A blog reader has kindly forwarded an important new study ‘Golden rules for a Golden Age of Gas’, produced by the International Energy Agency (IEA). It sets out what needs to be done to maintain public confidence in ‘fracking’ and the other techniques used to extract unconventional gas.
It is clearly a vital piece of work. US developments have already shown, as the IEA notes, that:
“Natural gas is poised to enter a golden age, but will do so only if a significant proportion of the world’s vast resources of unconventional gas – shale gas, tight gas and coalbed methane – can be developed profitably and in an environmentally acceptable manner.”
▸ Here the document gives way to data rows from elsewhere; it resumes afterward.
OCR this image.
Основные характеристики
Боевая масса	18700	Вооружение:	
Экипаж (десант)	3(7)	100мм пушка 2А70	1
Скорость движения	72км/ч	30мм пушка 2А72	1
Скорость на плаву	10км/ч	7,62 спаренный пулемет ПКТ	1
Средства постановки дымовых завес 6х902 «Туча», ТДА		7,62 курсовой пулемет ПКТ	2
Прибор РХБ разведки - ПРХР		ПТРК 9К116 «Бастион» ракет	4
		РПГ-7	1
The good news, as they add, is that:
“The technologies and know-how exist for unconventional gas to be produced in a way that satisfactorily meets these challenges, but a continuous drive from governments and industry to improve performance is required if public confidence is to be maintained or earned.”
The issue is that success is far from assured. The states of New York, New Jersey and Maryland have already put in place temporary bans on fracking. Similar actions have been taken in other parts of the world, such as France. Ignoring legitimate concerns will only lead to a sense that the industry has something to hide – silence, as we all know, indicates guilt.
The chart above, from the report, highlights some key areas of concern. All of these can, and should be addressed as a matter of urgency. As the IEA note, the main need is for companies to act responsibly and transparently. Governments also need to develop the appropriate regulatory regimes, based on sound science and high quality data.
Equally, companies and governments need to guarantee public access to the data, so that it can be properly debated and understood by the communities affected, and by the wider public. Regulatory regimes also need to be properly enforced, in order to build public confidence.
The IEA report is an important step forward in this vital area. The blog can only hope that its conclusions are widely accepted and implemented.